This Adventure Ends changed me. I honestly can't say that about a lot of books. For the most part, I don't like change. I prefer dollar bills (bwaHAHA. That's a knee-slapper). In fact, the entire book itself didn't change me, just one or two sentences that came out of nowhere. I was sitting in my living room, drinking my tea all alone in the dark, and then BAM, life outlook changed.
What is this oh-so-important, life-altering quote? you ask.
"We should all find something to weirdly passionate about, don't you think?" - Her dad, who is the reincarnation of a teenage girl (but, like, in a good way).
That may seem like an oddly inconsequential quote to some, but to me, I kind of just stopped reading and thought "Woah. What wisdom. Such smart." I am not an insecure person (at least I don't think I am. I don't know, what do you think? Do you think I'm too insecure?). I don't apologize for liking things because I know that no matter what I do, someone is going to find something to gripe about.There are many things that I am weirdly passionate about and after reading This Adventure Ends, I was reminded that I can be as weirdly passionate about anything as I want. I'm glad that I read it because it definately changed me. It has earned itself a spot on the very exclusive list of Favorite.
But: I do find myself trying to tone down my excitement or pretend that I don't love something as much as I do. When I've watched cheesy TV shows or read books that are not loved by all, I've toned down my love for it.

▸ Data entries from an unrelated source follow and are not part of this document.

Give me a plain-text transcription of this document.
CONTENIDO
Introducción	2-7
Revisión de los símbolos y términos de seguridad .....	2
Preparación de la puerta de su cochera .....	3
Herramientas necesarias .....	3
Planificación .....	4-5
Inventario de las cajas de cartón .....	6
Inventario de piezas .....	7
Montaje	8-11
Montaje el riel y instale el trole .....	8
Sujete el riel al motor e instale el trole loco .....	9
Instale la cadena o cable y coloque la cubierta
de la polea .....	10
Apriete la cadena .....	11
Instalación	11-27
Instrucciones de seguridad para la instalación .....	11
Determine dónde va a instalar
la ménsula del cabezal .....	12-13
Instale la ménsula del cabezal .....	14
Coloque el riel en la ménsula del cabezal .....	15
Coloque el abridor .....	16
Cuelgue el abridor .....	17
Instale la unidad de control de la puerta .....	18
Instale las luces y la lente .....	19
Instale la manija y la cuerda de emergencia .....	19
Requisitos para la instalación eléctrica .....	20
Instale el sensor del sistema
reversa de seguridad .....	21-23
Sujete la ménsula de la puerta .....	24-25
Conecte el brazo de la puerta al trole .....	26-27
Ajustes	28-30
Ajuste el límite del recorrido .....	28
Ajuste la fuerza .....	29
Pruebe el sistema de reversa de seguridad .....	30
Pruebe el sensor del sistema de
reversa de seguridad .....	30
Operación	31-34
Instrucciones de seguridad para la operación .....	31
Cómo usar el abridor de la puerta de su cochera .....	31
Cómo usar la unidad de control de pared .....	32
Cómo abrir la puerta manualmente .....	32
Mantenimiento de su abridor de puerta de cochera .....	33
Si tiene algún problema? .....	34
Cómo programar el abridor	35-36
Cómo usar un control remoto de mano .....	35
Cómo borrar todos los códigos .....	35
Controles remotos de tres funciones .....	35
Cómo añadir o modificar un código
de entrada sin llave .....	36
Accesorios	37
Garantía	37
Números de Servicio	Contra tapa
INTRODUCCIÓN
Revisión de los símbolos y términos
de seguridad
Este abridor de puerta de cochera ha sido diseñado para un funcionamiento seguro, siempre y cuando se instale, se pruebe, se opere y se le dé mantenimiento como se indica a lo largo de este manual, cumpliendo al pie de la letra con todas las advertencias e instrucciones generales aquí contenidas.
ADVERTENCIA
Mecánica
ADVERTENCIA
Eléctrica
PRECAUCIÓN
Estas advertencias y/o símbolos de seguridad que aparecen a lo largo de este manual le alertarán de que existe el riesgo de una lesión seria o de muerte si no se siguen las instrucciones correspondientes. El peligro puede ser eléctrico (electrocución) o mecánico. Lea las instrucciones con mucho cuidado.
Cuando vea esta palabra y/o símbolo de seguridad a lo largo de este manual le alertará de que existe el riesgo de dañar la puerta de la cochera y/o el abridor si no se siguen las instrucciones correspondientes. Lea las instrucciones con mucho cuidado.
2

Storytime: I was watching a TV show that is very dear to my heart, and a relative of mine walked into the room. "Is this Doctor Who?" They asked, wondering if this was indeed the show that I had raved about on many occasions. "Yup." I answered, snuggling deeper into my blanket and grinning as the Doctor grasped his companion's hand and ran to save someone. "Oh. It's a lot different than I was imagining." I sat up, my excitement starting to melt away. "Yeah? What were you expecting?" "I don't know," They shrugged. "Something a bit...better." They began to leave the room, and under their breath I heard them say: "It's stupid!"
After that, I was careful to let people know how much I loved things. I would search for things wrong with it because that was what was expected of me. What's with that? That's not how things are supposed to be.
I love to love things. I get excited about things, but also I become a deluded pancake and tone down my love for things.
"We should all find something to be weirdly passionate about."
Why can't we be weirdly passionate about things? Why can't we tell others about our love for *something* and not be embarrassed or ashamed that we love it as much as we do?
As Vincent Van Gogh once said (and yes, I did Google this. I don't just have Vincent Van Gogh quotes memorized. I'm not that smart): The best way to know life is to love many things. My goal for the future is that I will keep the This Adventure Ends quote in my mind because I don't want to pretend that I don't love something.
What's something you're weirdly passionate about? Have you read This Adventure Ends? What is a book that has changed you? Okay, that's all I got.